My First Memories Of A Cedar Chest
I absolutely love cedar chests. It’s another one of those things from my childhood that really has a place in my heart. I remember my grandmother’s cedar chest sitting at the foot of the bed in the spare bedroom. That’s the bedroom I slept in when I was a little girl, and she always let me look in there. She had special trinkets and things that she had saved, and mementos that meant something special to her, that she kept in there.
When I got a little older, maybe 10-12, I found out about hope chests. My grandmother let me use her cedar chest as my hope chest. It felt so special to know that the treasures inside were mine. I saved S&H green stamps from the local Piggly Wiggly, where my mama worked and started saving up for when I got married. I got a sewing machine, and I had my first set of dishes in there. They were so beautiful, brown and white scenery printed on them, and I got towels and blankets and curtains and all those things. I had saved up for the day that I would finally have a home of my own. I was actually 15 years old when I got my first home and got married on my 16th birthday.
What I love, and not so much
I love the look and smell of cedar and the beautiful red, yellow, and cream color tones that come with it. We actually have our window casings made out of a cedar tree that I used to climb when I was a little girl. My husband took the tree that had fallen from a storm and ran it through his sawmill and then his molder, and made the window seats and the casing for me, and it means a lot.

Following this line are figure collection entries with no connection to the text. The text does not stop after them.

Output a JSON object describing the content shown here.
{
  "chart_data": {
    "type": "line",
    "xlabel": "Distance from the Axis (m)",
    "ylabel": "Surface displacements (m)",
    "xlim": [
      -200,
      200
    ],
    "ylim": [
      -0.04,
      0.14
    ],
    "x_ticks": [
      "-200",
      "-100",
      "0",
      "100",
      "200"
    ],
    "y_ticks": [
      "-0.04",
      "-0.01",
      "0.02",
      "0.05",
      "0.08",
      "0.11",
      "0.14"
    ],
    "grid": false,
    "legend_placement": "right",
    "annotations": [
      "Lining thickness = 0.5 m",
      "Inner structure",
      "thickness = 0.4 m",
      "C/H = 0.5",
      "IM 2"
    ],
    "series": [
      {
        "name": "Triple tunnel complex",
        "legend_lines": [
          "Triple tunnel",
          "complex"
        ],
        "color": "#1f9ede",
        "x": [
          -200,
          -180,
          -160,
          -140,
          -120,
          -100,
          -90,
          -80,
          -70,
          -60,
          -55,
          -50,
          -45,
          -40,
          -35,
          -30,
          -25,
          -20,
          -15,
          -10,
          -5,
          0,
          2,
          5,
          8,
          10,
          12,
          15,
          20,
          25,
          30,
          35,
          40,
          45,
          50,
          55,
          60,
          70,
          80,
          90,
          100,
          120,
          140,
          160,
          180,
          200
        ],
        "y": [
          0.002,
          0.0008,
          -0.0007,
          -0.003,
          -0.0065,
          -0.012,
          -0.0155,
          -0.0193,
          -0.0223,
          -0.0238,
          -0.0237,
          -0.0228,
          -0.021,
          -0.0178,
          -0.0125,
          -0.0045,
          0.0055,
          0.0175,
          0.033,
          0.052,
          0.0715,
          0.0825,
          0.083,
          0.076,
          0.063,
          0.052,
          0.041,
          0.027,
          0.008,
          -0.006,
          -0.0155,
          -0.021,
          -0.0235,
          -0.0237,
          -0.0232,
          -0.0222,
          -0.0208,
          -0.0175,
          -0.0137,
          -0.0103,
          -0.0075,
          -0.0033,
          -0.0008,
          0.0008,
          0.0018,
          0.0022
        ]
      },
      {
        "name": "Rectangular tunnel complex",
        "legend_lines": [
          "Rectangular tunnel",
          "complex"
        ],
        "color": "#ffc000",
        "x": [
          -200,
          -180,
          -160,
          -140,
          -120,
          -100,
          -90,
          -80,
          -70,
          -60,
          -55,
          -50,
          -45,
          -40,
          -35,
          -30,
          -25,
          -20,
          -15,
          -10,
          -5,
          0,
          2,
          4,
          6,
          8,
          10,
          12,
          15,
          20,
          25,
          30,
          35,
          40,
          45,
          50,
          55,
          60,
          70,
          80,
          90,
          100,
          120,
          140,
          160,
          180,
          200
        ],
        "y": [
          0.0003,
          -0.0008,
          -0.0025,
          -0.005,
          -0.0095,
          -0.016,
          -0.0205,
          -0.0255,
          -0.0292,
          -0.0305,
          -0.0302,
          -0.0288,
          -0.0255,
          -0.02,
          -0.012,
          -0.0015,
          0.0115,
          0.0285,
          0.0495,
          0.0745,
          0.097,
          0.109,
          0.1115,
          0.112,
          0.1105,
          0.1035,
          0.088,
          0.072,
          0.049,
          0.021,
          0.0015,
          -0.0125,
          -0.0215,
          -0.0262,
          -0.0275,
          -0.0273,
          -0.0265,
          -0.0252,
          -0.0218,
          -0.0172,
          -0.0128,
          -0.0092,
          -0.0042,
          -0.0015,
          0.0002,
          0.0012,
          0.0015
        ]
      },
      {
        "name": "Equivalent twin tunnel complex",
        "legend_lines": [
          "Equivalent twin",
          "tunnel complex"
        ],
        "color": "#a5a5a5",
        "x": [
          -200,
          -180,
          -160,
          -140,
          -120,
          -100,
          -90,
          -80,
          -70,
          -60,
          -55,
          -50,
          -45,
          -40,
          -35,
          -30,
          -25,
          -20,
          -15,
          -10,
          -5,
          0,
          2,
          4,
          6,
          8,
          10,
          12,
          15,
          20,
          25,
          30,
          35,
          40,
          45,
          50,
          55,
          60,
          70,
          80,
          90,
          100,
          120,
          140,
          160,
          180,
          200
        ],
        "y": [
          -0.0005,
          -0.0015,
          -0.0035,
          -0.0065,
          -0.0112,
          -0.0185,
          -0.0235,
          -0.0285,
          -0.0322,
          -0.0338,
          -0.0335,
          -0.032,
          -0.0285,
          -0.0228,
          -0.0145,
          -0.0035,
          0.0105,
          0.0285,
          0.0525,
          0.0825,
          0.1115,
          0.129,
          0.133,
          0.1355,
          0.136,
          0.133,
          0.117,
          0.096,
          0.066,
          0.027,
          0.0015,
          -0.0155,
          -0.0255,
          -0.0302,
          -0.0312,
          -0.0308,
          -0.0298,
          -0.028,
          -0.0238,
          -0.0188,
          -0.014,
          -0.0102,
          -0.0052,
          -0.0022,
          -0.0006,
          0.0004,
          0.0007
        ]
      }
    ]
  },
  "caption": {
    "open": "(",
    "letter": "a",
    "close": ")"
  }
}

Cedar is great for resisting bugs and water. It is a soft wood so it is hard to get nails and things to stay in. Cedar chests are a beautiful, safe piece to keep and store your treasures in. You often see them clear coated to a high shine finish, I don’t know why I dislike that so much, but I do. It cheapens it to me and it is just not necessary.
A New Look For This Cedar Chest
I was so thrilled when I found this cedar chest, it is a Lane, which is the number one brand for as many years as I can remember. This particular one was a waterfall style, which was very popular in the 1930s. It has a tray inside up top to keep small things and a locking mechanism, but I did not have the key. It has the Lane logo branded to the inside, and the shelf is felt-lined. I cleaned that really well and cleaned out the inside with Dixie Belle white lightning in the outside as well, and then removed all of the veneer that was on the outside. I used Big Mama’s Butta with a little cedarwood oil to revive the inside.
A veneer is when they make a piece of furniture out of cheaper wood and then put very thin strips, like 1/32 of an inch, of a more expensive type of wood, on the outside of it. This is still done today to make it look like it’s solid mahogany or solid cherry or another expensive exotic wood. We scraped all of that off and got down just to the original wood.
I painted this with Silk all-in-one paint in Endless Shore and added Silk Hampton olive to the details, and Dixie Bell Best Dang Wax in brown to the accents. I top-coated it with Dixie Belle Clear Coat Satin before adding the Bells and Whistle‘sMagnolia Garden Transfer.
A Beautiful Finish
I wanted it to look subdued and calming and beautiful, and to fit into the environment of someone my age who would still appreciate what a cedar chest means. Very traditional. I love how it turned out.
This piece actually sold within less than a week. I paid $50 for it I put about $40 into it and sold it for $250 it was a very successful flip for me and the new owner just loves it.
I would love to hear your cedar/hope chest memories!
Do you still have one, have you passed it on?